Somogyi Múzeumok Közleményei 14. (2000)

Knézy Judit: Németek és magyarok a Dráva mentén

419 Germans and Hungarians living along the Dráva river JUDIT KNÉZY The paper deals with resettled population of German and Austrian origin of two villages, famous for tobacco growing along the Dráva river, Szulok and Bares, namely, with their situation, manners and role while living encircled by Hungarian villages for about two hundred years. It treats relations between Szulok with purely Catholic, German inhabitants settled in 1750 and Bares with a less homogenous German-speaking population where Lutheran and Catholic families from Austria were settled among Hungarian and Croat groups. Connections between the German groups of the two villages were promoted by craftsmen, mostly Germans from Austria and Bohemia whose products met the settler's taste. Products of different craftsmen often showed great similarities while being very different from those used by Hungarian and Croat population. Before WW I marriages between inhabitants of the two villages and, moreover, of a third one, Mike, occured more frequently than after the war. In the second half of the nineteenth century Bares began to develop at a spectacularly rapid race with marked urbanization and industrialization, however, this progress was checked by the new frontiers desingnated by the Trianon Peace Treaty. Szulok kept its former economic level with tobacco growing, colt rearing and selling of calves. Its one-time agility, however, was over; sales were entrusted to merchants.

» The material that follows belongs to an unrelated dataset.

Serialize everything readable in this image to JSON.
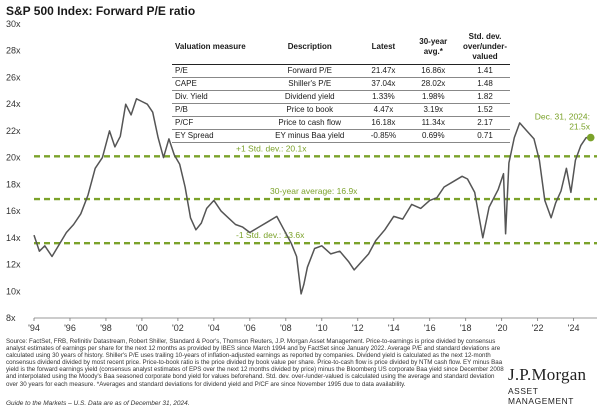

Blue-painted pieces of furniture, costume, and several features of religious life, calender and family customs were similar both in Szulok and among the group of inhabitants in Bares which had become pruely Catholic. The paper also examines economic and other relations with the surrounding Hungarian villages with mostly reformed population. Inhabitants of all the neighbouring villages produced rye, maize and, from the 1770s also potatoes on the sandy soils and so did German population. For tobacco growing they leased land from Hungarian farmers, or undertook share-cropping on third- or fourth-part basis to get money for buying land. When skilled work was needed, they generally commissioned crafstmen from Darány or Istvándi, besides those from Bares. In addition to local and nearby markets, markets in Szigetvár also attracted many farmers from this area. In the last part the author gives a selection of opinions and notions of different ethnic groups about each other and themselves.